Lonsurf®

Lonsurf^® is comprised of two active ingredients: trifluridine (a nucleoside metabolic inhibitor) and tipiracil (a thymidine phosphorylase inhibitor). The tablets come in strengths expressed in milligrams of trifluridine/tipiracil: i.e. 15/6.14mg or 20/8.19mg.

Currently, Lonsurf^® is indicated for the treatment of adult patients with metaic colorectal cancer. It is not on the Pharmaceutical Benefits Scheme (PBS) as yet and is available to people who have been previously treated with or cannot tolerate fluoropyrimidine, oxaliplatin and irinotecan chemotherapies, anti-vascular endothelial growth factor (VEGF) and anti-epidermal growth factor receptor (EGFR) agents with a private prescription.

Trifluridine is incorporated into replicating DNA strands where it inhibits DNA synthesis and prevents cell proliferation. However, trifluridine is rapidly metabolised by the enzyme thymidine phosphorylase. It is therefore formulated with tipiracil to prevent its rapid metabolism.

Adverse effects associated with Lonsurf^® include fatigue, dizziness, malaise and dyspnoea. Patients should be cautioned not to drive if dizziness or fatigue are experienced. Bone marrow suppression and gastrointestinal toxicity (e.g. diarrhoea, nausea and vomiting) were of most significance. Due to myelosuppression (anaemia, neutropenia, leucopenia, thrombocytopenia), complete blood cell counts are mandatory prior to starting treatment and are to be monitored throughout treatment.

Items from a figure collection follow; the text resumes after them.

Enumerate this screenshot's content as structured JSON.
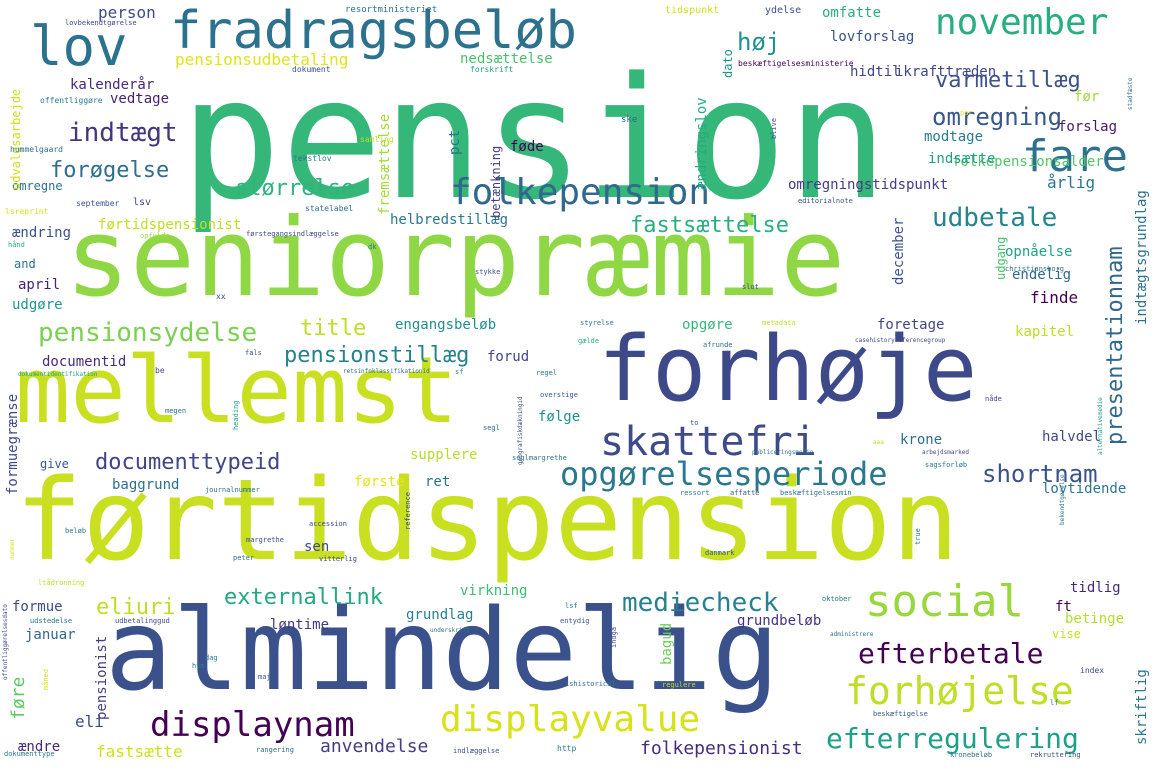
{
  "word_cloud": {
    "words": [
      {
        "text": "pension",
        "color": "#35b779"
      },
      {
        "text": "seniorpræmie",
        "color": "#8fd744"
      },
      {
        "text": "førtidspension",
        "color": "#c8e020"
      },
      {
        "text": "almindelig",
        "color": "#3b518b"
      },
      {
        "text": "forhøje",
        "color": "#3e4989"
      },
      {
        "text": "mellemst",
        "color": "#c8e020"
      },
      {
        "text": "fradragsbeløb",
        "color": "#2c728e"
      },
      {
        "text": "november",
        "color": "#28ae80"
      },
      {
        "text": "lov",
        "color": "#2c728e"
      },
      {
        "text": "folkepension",
        "color": "#31688e"
      },
      {
        "text": "fare",
        "color": "#2c728e"
      },
      {
        "text": "skattefri",
        "color": "#3e4a89"
      },
      {
        "text": "social",
        "color": "#98d83e"
      },
      {
        "text": "displaynam",
        "color": "#440154"
      },
      {
        "text": "displayvalue",
        "color": "#d8e219"
      },
      {
        "text": "forhøjelse",
        "color": "#bddf26"
      },
      {
        "text": "opgørelsesperiode",
        "color": "#2a788e"
      },
      {
        "text": "pensionsydelse",
        "color": "#7ad151"
      },
      {
        "text": "documenttypeid",
        "color": "#414487"
      },
      {
        "text": "efterbetale",
        "color": "#440154"
      },
      {
        "text": "efterregulering",
        "color": "#1fa187"
      },
      {
        "text": "mediecheck",
        "color": "#26828e"
      },
      {
        "text": "externallink",
        "color": "#22a884"
      },
      {
        "text": "udbetale",
        "color": "#25858e"
      },
      {
        "text": "varmetillæg",
        "color": "#3b528b"
      },
      {
        "text": "omregning",
        "color": "#38588c"
      },
      {
        "text": "indtægt",
        "color": "#463480"
      },
      {
        "text": "forøgelse",
        "color": "#2e6e8e"
      },
      {
        "text": "størrelse",
        "color": "#2fb47c"
      },
      {
        "text": "fastsættelse",
        "color": "#29af7f"
      },
      {
        "text": "pensionstillæg",
        "color": "#26828e"
      },
      {
        "text": "title",
        "color": "#bddf26"
      },
      {
        "text": "shortnam",
        "color": "#3b528b"
      },
      {
        "text": "eliuri",
        "color": "#bddf26"
      },
      {
        "text": "høj",
        "color": "#21918c"
      },
      {
        "text": "presentationnam",
        "color": "#31688e"
      },
      {
        "text": "anvendelse",
        "color": "#433e85"
      },
      {
        "text": "folkepensionist",
        "color": "#472d7b"
      },
      {
        "text": "fastsætte",
        "color": "#d0e11c"
      },
      {
        "text": "person",
        "color": "#3e4a89"
      },
      {
        "text": "pensionsudbetaling",
        "color": "#e2e418"
      },
      {
        "text": "nedsættelse",
        "color": "#4ac16d"
      },
      {
        "text": "omfatte",
        "color": "#2ab07f"
      },
      {
        "text": "lovforslag",
        "color": "#3b528b"
      },
      {
        "text": "hidtil",
        "color": "#414487"
      },
      {
        "text": "ikrafttræden",
        "color": "#3f4788"
      },
      {
        "text": "folkepensionsalder",
        "color": "#52c569"
      },
      {
        "text": "forslag",
        "color": "#481a6c"
      },
      {
        "text": "modtage",
        "color": "#287c8e"
      },
      {
        "text": "indsætte",
        "color": "#1f9e89"
      },
      {
        "text": "årlig",
        "color": "#2a788e"
      },
      {
        "text": "omregningstidspunkt",
        "color": "#433e85"
      },
      {
        "text": "kalenderår",
        "color": "#482878"
      },
      {
        "text": "vedtage",
        "color": "#481f70"
      },
      {
        "text": "omregne",
        "color": "#2c728e"
      },
      {
        "text": "førtidspensionist",
        "color": "#c2df23"
      },
      {
        "text": "helbredstillæg",
        "color": "#2a788e"
      },
      {
        "text": "ændring",
        "color": "#3b528b"
      },
      {
        "text": "and",
        "color": "#2c728e"
      },
      {
        "text": "april",
        "color": "#482173"
      },
      {
        "text": "udgøre",
        "color": "#1f958b"
      },
      {
        "text": "engangsbeløb",
        "color": "#228d8d"
      },
      {
        "text": "opgøre",
        "color": "#35b779"
      },
      {
        "text": "foretage",
        "color": "#3f4788"
      },
      {
        "text": "kapitel",
        "color": "#bddf26"
      },
      {
        "text": "opnåelse",
        "color": "#20a386"
      },
      {
        "text": "endelig",
        "color": "#31688e"
      },
      {
        "text": "finde",
        "color": "#440154"
      },
      {
        "text": "documentid",
        "color": "#472c7a"
      },
      {
        "text": "forud",
        "color": "#3e4989"
      },
      {
        "text": "følge",
        "color": "#21918c"
      },
      {
        "text": "supplere",
        "color": "#b5de2b"
      },
      {
        "text": "krone",
        "color": "#2d708e"
      },
      {
        "text": "halvdel",
        "color": "#3e4989"
      },
      {
        "text": "lovtidende",
        "color": "#2a768e"
      },
      {
        "text": "give",
        "color": "#39568c"
      },
      {
        "text": "baggrund",
        "color": "#2d718e"
      },
      {
        "text": "første",
        "color": "#e5e419"
      },
      {
        "text": "ret",
        "color": "#2c728e"
      },
      {
        "text": "sen",
        "color": "#3e4a89"
      },
      {
        "text": "virkning",
        "color": "#3dbc74"
      },
      {
        "text": "tidlig",
        "color": "#482878"
      },
      {
        "text": "ft",
        "color": "#440154"
      },
      {
        "text": "betinge",
        "color": "#b5de2b"
      },
      {
        "text": "vise",
        "color": "#c8e020"
      },
      {
        "text": "formue",
        "color": "#3e4989"
      },
      {
        "text": "januar",
        "color": "#31688e"
      },
      {
        "text": "løntime",
        "color": "#443983"
      },
      {
        "text": "grundlag",
        "color": "#277f8e"
      },
      {
        "text": "grundbeløb",
        "color": "#46327e"
      },
      {
        "text": "ændre",
        "color": "#482878"
      },
      {
        "text": "eli",
        "color": "#3e4a89"
      },
      {
        "text": "før",
        "color": "#a0da39"
      },
      {
        "text": "føre",
        "color": "#5ec962"
      },
      {
        "text": "fremsættelse",
        "color": "#a5db36"
      },
      {
        "text": "betænkning",
        "color": "#433e85"
      },
      {
        "text": "ændringslov",
        "color": "#25ab82"
      },
      {
        "text": "pct",
        "color": "#2c728e"
      },
      {
        "text": "føde",
        "color": "#440154"
      },
      {
        "text": "dato",
        "color": "#1f968b"
      },
      {
        "text": "udvalgsarbejde",
        "color": "#d0e11c"
      },
      {
        "text": "december",
        "color": "#3b528b"
      },
      {
        "text": "udgang",
        "color": "#4ac16d"
      },
      {
        "text": "indtægtsgrundlag",
        "color": "#2c728e"
      },
      {
        "text": "formuegrænse",
        "color": "#3e4989"
      },
      {
        "text": "pensionist",
        "color": "#433e85"
      },
      {
        "text": "bagud",
        "color": "#6ece58"
      },
      {
        "text": "skriftlig",
        "color": "#2a788e"
      },
      {
        "text": "tidspunkt",
        "color": "#d2e21b"
      },
      {
        "text": "ydelse",
        "color": "#3b528b"
      },
      {
        "text": "resortministeriet",
        "color": "#2c728e"
      },
      {
        "text": "beskæftigelsesministerie",
        "color": "#440154"
      },
      {
        "text": "dokument",
        "color": "#3e4a89"
      },
      {
        "text": "forskrift",
        "color": "#1f9e89"
      },
      {
        "text": "offentliggøre",
        "color": "#2a788e"
      },
      {
        "text": "lovbekendtgørelse",
        "color": "#3e4989"
      },
      {
        "text": "hummelgaard",
        "color": "#2c728e"
      },
      {
        "text": "september",
        "color": "#3b528b"
      },
      {
        "text": "lsv",
        "color": "#3e4989"
      },
      {
        "text": "tekstlov",
        "color": "#2a788e"
      },
      {
        "text": "statelabel",
        "color": "#2c728e"
      },
      {
        "text": "editorialnote",
        "color": "#38588c"
      },
      {
        "text": "samling",
        "color": "#bddf26"
      },
      {
        "text": "ske",
        "color": "#31688e"
      },
      {
        "text": "blive",
        "color": "#3e4989"
      },
      {
        "text": "per",
        "color": "#e5e419"
      },
      {
        "text": "stadfæste",
        "color": "#2c728e"
      },
      {
        "text": "lsreprint",
        "color": "#d8e219"
      },
      {
        "text": "hånd",
        "color": "#28ae80"
      },
      {
        "text": "opfylde",
        "color": "#a0da39"
      },
      {
        "text": "førstegangsindlæggelse",
        "color": "#3e4a89"
      },
      {
        "text": "dk",
        "color": "#2a788e"
      },
      {
        "text": "christiansborg",
        "color": "#2c728e"
      },
      {
        "text": "stykke",
        "color": "#38588c"
      },
      {
        "text": "slot",
        "color": "#3e4989"
      },
      {
        "text": "xx",
        "color": "#3b528b"
      },
      {
        "text": "styrelse",
        "color": "#2a788e"
      },
      {
        "text": "metadata",
        "color": "#bddf26"
      },
      {
        "text": "casehistoryreferencegroup",
        "color": "#3e4a89"
      },
      {
        "text": "gælde",
        "color": "#28ae80"
      },
      {
        "text": "afrunde",
        "color": "#2c728e"
      },
      {
        "text": "regel",
        "color": "#2a788e"
      },
      {
        "text": "fals",
        "color": "#3b528b"
      },
      {
        "text": "be",
        "color": "#3e4989"
      },
      {
        "text": "dokumentidentifikation",
        "color": "#1f9e89"
      },
      {
        "text": "retsinfoklassifikationid",
        "color": "#2c728e"
      },
      {
        "text": "sf",
        "color": "#2a788e"
      },
      {
        "text": "overstige",
        "color": "#38588c"
      },
      {
        "text": "nåde",
        "color": "#3e4989"
      },
      {
        "text": "megen",
        "color": "#2c728e"
      },
      {
        "text": "heading",
        "color": "#20a386"
      },
      {
        "text": "segl",
        "color": "#2c728e"
      },
      {
        "text": "geografiskdækningid",
        "color": "#3e4a89"
      },
      {
        "text": "seglmargrethe",
        "color": "#2a788e"
      },
      {
        "text": "to",
        "color": "#38588c"
      },
      {
        "text": "publiceringsmedie",
        "color": "#2c728e"
      },
      {
        "text": "arbejdsmarked",
        "color": "#3e4989"
      },
      {
        "text": "sagsforløb",
        "color": "#2a788e"
      },
      {
        "text": "alternativemedie",
        "color": "#1f9e89"
      },
      {
        "text": "aaa",
        "color": "#bddf26"
      },
      {
        "text": "journalnummer",
        "color": "#2c728e"
      },
      {
        "text": "reference",
        "color": "#3e4a89"
      },
      {
        "text": "ressort",
        "color": "#2a788e"
      },
      {
        "text": "affatte",
        "color": "#38588c"
      },
      {
        "text": "beskæftigelsesmin",
        "color": "#2c728e"
      },
      {
        "text": "accession",
        "color": "#3e4989"
      },
      {
        "text": "bekendtgørelse",
        "color": "#2a788e"
      },
      {
        "text": "beløb",
        "color": "#2c728e"
      },
      {
        "text": "margrethe",
        "color": "#3e4a89"
      },
      {
        "text": "true",
        "color": "#2a788e"
      },
      {
        "text": "nummer",
        "color": "#d8e219"
      },
      {
        "text": "danmark",
        "color": "#38588c"
      },
      {
        "text": "peter",
        "color": "#2c728e"
      },
      {
        "text": "vitterlig",
        "color": "#3e4989"
      },
      {
        "text": "ltådronning",
        "color": "#bddf26"
      },
      {
        "text": "oktober",
        "color": "#2a788e"
      },
      {
        "text": "udstedelse",
        "color": "#2c728e"
      },
      {
        "text": "udbetalinggud",
        "color": "#3e4a89"
      },
      {
        "text": "lsf",
        "color": "#2a788e"
      },
      {
        "text": "entydig",
        "color": "#38588c"
      },
      {
        "text": "administrere",
        "color": "#2c728e"
      },
      {
        "text": "offentliggørelsesdato",
        "color": "#3e4989"
      },
      {
        "text": "dag",
        "color": "#2a788e"
      },
      {
        "text": "underskrift",
        "color": "#2c728e"
      },
      {
        "text": "indgå",
        "color": "#3e4a89"
      },
      {
        "text": "htm",
        "color": "#2a788e"
      },
      {
        "text": "maj",
        "color": "#38588c"
      },
      {
        "text": "ishistorical",
        "color": "#2c728e"
      },
      {
        "text": "regulere",
        "color": "#bddf26"
      },
      {
        "text": "index",
        "color": "#3e4989"
      },
      {
        "text": "måned",
        "color": "#d8e219"
      },
      {
        "text": "dokumenttype",
        "color": "#2a788e"
      },
      {
        "text": "rangering",
        "color": "#2c728e"
      },
      {
        "text": "indlæggelse",
        "color": "#3e4a89"
      },
      {
        "text": "http",
        "color": "#2a788e"
      },
      {
        "text": "beskæftigelse",
        "color": "#38588c"
      },
      {
        "text": "kronebeløb",
        "color": "#2c728e"
      },
      {
        "text": "rekruttering",
        "color": "#3e4989"
      },
      {
        "text": "lf",
        "color": "#2a788e"
      }
    ]
  }
}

Dosing of Lonsurf^® is based on body surface area. The recommended starting dose, based on the trifluridine component, is 35 mg/m²/dose. This dose should be administered twice daily on Days 1 to 5 and Days 8 to 12 of each 28-day cycle. A dosing calendar is available for patients to prevent confusion. Treatment should continue as long as benefit is observed or until unacceptable toxicity occurs. Tablets should be taken with food or within one hour after a meal. Patients and healthcare professionals should wash their hands after handling tablets.

Dosing considerations:

• Maximum dose of 80mg/dose
• The absolute neutrophil count (ANC) must be >1.5 ×10⁹ /L to initiate therapy
• Platelet count must be >75× 10⁹ /L to initiate
• Minimum dose of 20mg/m² twice daily
• After any dosage reductions, dose may not be re-escalated
• Patients with moderate renal dysfunction should be monitored closely for haematological toxicity. They do not require lower starting doses, although dose adjustment may be required throughout therapy. Patients with severe renal dysfunction were not studied. This medication is not recommended to be administered to these patients due to the lack of data.

The product information should be consulted for more detailed information.